There is another negative love as well in the Pastoral Epistles, for in 1 Tim 6:10 and 2 Tim 3:2 we have “philarquire”, a lover of money. The Lord had taught that no man can be a bondslave to two masters; “ye cannot serve (dotileiio) God and riches.” The eye must be single in his service.
Turning to the Christian home, there are three “phileo” words which demand our attention. Paul writes to Titus of “truth which is according to godliness.” In Ch.2 we have godliness in the home. The aged women are to “school” the young women to be lovers of husbands (philandrous) and lovers of children(phileoteknous). In Ch.1 we have godliness in the church, the overseer is to be a lover of strangers (philozenos), no only showing hospitality to strangers, but to those who are among us (1 Pet 4:9).
Looking at the local church, we see a word which is to be one of the marks of discipleship and of the body of believers, “Philadelphia” or brotherly love. As we can see, it is from “phileo”(to love) and “adelphos “ (brother). It becomes then a word showing the family relationship into which we have been brought, for we have all been bought by that same precious blood. We are to look upon each other as one “for whom Christ died”. Having the same Father, indwelt by the same Spirit, joined to the same Lord, how can we allow ourselves to harbor thoughts of bitterness against any of God’s elect?
Philadelphia is also used in Rom 12:10, 1 Thess 4:9, Heb 13:1, 1 Pet 1:22, 3:8, 2 Pet 1:7 and Rev 3:7.

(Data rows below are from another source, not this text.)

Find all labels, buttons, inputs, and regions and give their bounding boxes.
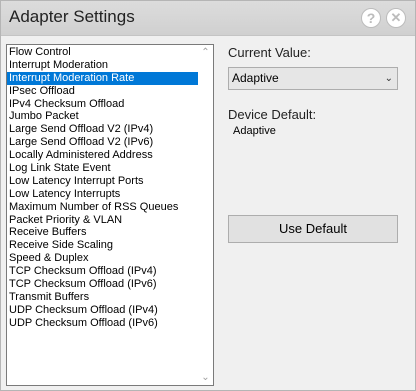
adapter-settings-window: Adapter Settings ? ✕ Flow Control Interru…: [0, 0, 416, 391]
list-item[interactable]: Low Latency Interrupts: [7, 188, 198, 201]
list-item[interactable]: Log Link State Event: [7, 162, 198, 175]
list-item[interactable]: Large Send Offload V2 (IPv4): [7, 123, 198, 136]
property-listbox[interactable]: Flow Control Interrupt Moderation Interrup…: [6, 44, 214, 386]
list-item[interactable]: UDP Checksum Offload (IPv6): [7, 317, 198, 330]
list-item[interactable]: Interrupt Moderation Rate: [7, 71, 198, 85]
list-item[interactable]: Receive Side Scaling: [7, 239, 198, 252]
list-item[interactable]: IPsec Offload: [7, 85, 198, 98]
list-item[interactable]: Large Send Offload V2 (IPv6): [7, 136, 198, 149]
list-item[interactable]: Flow Control: [7, 46, 198, 59]
chevron-down-icon: ⌄: [384, 73, 393, 84]
list-item[interactable]: TCP Checksum Offload (IPv6): [7, 278, 198, 291]
list-item[interactable]: Receive Buffers: [7, 226, 198, 239]
list-item[interactable]: Jumbo Packet: [7, 110, 198, 123]
window-title: Adapter Settings: [9, 7, 135, 26]
list-item[interactable]: Transmit Buffers: [7, 291, 198, 304]
list-item[interactable]: Low Latency Interrupt Ports: [7, 175, 198, 188]
current-value-text: Adaptive: [232, 71, 279, 85]
list-item[interactable]: TCP Checksum Offload (IPv4): [7, 265, 198, 278]
title-bar: Adapter Settings ? ✕: [1, 1, 415, 36]
current-value-dropdown[interactable]: Adaptive ⌄: [228, 67, 398, 90]
list-item[interactable]: UDP Checksum Offload (IPv4): [7, 304, 198, 317]
vertical-scrollbar[interactable]: ⌃ ⌄: [198, 45, 213, 385]
property-list: Flow Control Interrupt Moderation Interrup…: [7, 46, 198, 330]
list-item[interactable]: IPv4 Checksum Offload: [7, 98, 198, 111]
device-default-label: Device Default:: [228, 107, 317, 122]
current-value-label: Current Value:: [228, 45, 311, 60]
list-item[interactable]: Interrupt Moderation: [7, 59, 198, 72]
scroll-up-icon[interactable]: ⌃: [198, 45, 213, 60]
scroll-down-icon[interactable]: ⌄: [198, 370, 213, 385]
list-item[interactable]: Locally Administered Address: [7, 149, 198, 162]
device-default-value: Adaptive: [233, 125, 276, 137]
close-icon[interactable]: ✕: [386, 8, 406, 28]
help-icon[interactable]: ?: [361, 8, 381, 28]
list-item[interactable]: Maximum Number of RSS Queues: [7, 201, 198, 214]
use-default-button[interactable]: Use Default: [228, 215, 398, 243]
list-item[interactable]: Speed & Duplex: [7, 252, 198, 265]
list-item[interactable]: Packet Priority & VLAN: [7, 214, 198, 227]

There are a couple of other interesting lovers. Philippians is from“phileo” and “hippos” meaning “horse”. The Philippians were lovers of horses. Of what do horses speak in the Scriptures? God asked job, “Hast thou given the horse strength?” (39:19), and we read, “He delighteth not in the strength of the horse” (Psa 147:10). Horses speak of strength. It is significant that this is the epistle of joy and rejoicing, for “the joy of the Lord is your strength” (Neh. 8:10).
But there is another aspect of the horse in Philippians, “Forgetting the things which are behind, and stretching forward to the things which are before, I press toward the goal for the prize..” (Phil 3:13, F.W Grant). He may be picturing the thoroughbred who, with blinders blocking out everything save the finish line, is intent on winning the race. He has no interest in that which is behind but stretches every sinew and muscle, pressing toward the goal.
Is it so with us? Are we likewise striving to fulfill that for which we have been apprehended, to reach the purpose for which God saved us, to reach Christian maturity?
Paul charged Archippus, “take heed to the ministry which thou hast received in the Lord that thou fulfill it” (Col .4:17). His name means “first or chief horse”. He was in danger of not fulfilling his ministry, of not being a faithful steward. Was it the timidity that prevented Timothy from fanning the flame of his gift? Could it have been discouragement because of failure to see immediate fruit? “In due season we shall reap if we faint not” (Gal 6:9). Or was this chief horse, like Psalm 32:9, controlled by self will, not guided by his master? Its mouth had to be held in by bit and bridle, for it wanted to choose its own course.
May we study and meditate on these loves of Holy Scripture!